Tax and rate supported capital budget, Toronto, 2018-2027

Almost 40 percent of the capital budget is dedicated to transportation and the TTC (Figure 8). More than one third of capital funding is directed to rate-based services including water treatment and pipes to supply it, wastewater collection and treatment, stormwater management, and solid waste. The remainder of the capital budget consists of investment in City buildings, vehicles, and information technology; parks and recreation; police stations and vehicles; libraries; and long-term care facilities.

Asset consumption ratio of selected municipalities

One way to measure the state of the City’s infrastructure is to look at how much of its depreciable assets have been used up (and therefore are in need of repair or replacement), compared to the original cost of those assets. That comparison is known as the asset consumption ratio (Figure 9). If a government has been maintaining its assets, its asset consumption ratio will be relatively low.
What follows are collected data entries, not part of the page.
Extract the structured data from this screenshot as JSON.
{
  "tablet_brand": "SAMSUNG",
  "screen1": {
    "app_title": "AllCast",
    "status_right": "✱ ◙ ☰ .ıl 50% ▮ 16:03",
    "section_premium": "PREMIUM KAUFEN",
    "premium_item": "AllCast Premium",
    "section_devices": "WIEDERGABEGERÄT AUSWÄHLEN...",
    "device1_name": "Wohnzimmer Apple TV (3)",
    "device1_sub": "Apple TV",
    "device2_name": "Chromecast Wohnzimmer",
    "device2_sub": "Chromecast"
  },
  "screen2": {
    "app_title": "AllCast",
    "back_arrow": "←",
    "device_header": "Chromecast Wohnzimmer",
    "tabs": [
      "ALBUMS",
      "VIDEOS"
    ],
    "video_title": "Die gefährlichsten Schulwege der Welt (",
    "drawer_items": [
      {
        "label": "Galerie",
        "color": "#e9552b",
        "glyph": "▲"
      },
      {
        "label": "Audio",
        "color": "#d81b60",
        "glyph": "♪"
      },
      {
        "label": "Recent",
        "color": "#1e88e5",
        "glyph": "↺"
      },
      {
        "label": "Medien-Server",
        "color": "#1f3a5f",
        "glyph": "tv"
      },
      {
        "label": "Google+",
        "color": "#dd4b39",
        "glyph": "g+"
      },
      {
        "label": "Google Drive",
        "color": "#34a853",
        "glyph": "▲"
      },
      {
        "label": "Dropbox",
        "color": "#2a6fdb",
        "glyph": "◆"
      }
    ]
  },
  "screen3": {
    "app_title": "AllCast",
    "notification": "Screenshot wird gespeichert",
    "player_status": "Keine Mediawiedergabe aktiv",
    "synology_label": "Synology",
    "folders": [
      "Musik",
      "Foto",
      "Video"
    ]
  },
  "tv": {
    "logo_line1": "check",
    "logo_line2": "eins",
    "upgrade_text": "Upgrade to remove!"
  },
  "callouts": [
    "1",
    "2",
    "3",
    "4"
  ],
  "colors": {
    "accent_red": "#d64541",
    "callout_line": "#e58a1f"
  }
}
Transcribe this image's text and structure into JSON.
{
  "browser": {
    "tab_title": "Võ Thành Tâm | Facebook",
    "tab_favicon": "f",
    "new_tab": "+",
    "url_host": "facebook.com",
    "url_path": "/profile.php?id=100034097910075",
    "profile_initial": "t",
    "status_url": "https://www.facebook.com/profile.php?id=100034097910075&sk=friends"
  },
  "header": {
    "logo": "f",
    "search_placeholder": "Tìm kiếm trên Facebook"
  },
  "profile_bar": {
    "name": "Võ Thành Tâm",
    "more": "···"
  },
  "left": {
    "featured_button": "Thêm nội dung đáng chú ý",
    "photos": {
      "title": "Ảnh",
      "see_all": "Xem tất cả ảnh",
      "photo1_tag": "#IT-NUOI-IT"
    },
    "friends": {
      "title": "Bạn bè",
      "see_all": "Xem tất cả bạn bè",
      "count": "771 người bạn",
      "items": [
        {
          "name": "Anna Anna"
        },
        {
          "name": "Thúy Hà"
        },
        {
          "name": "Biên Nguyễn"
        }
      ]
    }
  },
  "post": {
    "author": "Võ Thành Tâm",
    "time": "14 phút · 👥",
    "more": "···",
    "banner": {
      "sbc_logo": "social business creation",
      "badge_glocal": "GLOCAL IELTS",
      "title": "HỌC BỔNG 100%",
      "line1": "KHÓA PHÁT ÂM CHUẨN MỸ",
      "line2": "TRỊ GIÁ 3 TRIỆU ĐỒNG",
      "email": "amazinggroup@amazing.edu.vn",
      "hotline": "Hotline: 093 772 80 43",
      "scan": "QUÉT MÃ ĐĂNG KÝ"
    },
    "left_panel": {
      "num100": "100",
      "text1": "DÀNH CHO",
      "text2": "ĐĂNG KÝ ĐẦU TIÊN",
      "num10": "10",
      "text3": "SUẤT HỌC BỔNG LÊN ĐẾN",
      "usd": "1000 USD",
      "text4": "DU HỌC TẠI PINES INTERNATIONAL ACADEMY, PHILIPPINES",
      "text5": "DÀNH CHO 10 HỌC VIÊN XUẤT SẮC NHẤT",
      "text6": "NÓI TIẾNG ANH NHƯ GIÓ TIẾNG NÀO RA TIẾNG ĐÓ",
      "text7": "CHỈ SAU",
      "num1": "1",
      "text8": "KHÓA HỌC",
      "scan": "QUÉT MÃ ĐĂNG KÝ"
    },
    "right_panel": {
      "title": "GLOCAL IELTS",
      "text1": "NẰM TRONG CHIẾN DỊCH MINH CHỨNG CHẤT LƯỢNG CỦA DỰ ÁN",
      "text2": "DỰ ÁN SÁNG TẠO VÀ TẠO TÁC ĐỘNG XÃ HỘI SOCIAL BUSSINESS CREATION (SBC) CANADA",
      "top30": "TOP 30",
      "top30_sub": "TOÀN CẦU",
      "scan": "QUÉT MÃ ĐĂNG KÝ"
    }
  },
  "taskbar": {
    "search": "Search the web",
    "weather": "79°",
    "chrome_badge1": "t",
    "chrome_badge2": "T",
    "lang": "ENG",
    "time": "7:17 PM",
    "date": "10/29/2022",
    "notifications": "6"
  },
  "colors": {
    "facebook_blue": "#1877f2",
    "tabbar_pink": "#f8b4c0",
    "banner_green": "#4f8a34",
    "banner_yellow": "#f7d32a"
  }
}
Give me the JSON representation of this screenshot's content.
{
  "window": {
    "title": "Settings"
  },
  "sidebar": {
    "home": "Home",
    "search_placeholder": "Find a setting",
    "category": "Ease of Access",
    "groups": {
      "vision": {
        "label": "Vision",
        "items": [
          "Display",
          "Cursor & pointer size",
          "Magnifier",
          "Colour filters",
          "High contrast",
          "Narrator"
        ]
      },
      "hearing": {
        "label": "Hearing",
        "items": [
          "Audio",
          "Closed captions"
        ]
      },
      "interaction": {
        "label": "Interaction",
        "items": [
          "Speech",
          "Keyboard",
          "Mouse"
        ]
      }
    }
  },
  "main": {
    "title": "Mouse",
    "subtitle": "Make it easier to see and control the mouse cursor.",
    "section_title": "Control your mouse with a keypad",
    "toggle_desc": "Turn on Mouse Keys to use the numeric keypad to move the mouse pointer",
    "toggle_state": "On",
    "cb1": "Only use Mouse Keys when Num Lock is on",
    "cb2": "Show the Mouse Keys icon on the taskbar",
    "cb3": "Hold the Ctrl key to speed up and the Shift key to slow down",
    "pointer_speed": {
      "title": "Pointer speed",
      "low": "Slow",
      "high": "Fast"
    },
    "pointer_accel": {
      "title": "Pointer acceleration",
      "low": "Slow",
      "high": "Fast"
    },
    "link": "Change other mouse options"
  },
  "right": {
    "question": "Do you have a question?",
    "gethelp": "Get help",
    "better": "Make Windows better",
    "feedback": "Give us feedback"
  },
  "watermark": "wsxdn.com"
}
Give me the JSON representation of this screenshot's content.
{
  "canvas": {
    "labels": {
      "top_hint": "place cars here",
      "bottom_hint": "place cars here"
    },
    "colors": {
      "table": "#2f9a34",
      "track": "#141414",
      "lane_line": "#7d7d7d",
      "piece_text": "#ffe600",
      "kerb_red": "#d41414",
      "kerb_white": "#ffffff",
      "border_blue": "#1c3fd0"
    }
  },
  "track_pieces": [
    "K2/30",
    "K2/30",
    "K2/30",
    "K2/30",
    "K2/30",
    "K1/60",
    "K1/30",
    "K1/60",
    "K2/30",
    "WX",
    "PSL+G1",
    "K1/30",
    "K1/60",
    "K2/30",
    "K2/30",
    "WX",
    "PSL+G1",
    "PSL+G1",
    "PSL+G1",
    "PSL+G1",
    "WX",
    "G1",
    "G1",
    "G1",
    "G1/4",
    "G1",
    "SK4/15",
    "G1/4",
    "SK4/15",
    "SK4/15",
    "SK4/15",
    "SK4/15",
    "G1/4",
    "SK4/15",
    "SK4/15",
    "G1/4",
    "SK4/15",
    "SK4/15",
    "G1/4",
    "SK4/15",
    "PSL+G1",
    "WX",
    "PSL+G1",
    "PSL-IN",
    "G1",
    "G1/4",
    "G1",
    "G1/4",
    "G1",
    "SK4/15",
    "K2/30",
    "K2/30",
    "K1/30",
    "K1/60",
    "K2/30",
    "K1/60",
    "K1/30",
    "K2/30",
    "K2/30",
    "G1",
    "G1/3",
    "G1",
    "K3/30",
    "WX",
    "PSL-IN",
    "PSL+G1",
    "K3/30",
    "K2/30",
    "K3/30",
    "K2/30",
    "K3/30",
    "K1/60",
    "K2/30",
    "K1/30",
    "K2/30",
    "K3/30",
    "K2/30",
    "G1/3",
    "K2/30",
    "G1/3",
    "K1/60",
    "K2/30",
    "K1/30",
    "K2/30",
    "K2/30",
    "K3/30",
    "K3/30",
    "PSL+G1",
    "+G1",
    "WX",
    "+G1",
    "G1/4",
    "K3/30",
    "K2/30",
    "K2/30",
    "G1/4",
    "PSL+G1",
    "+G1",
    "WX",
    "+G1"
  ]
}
Toronto’s asset consumption ratio is relatively high compared to other Ontario municipalities. The higher ratio can be explained, in part, by differences in the rate of growth and maturity of the City compared to the other municipalities. Although Toronto is growing, its existing assets were largely built to support the population growth in the 1950s and 1960s. It is still true that the City cannot maintain the infrastructure it has or invest in new infrastructure without new revenues.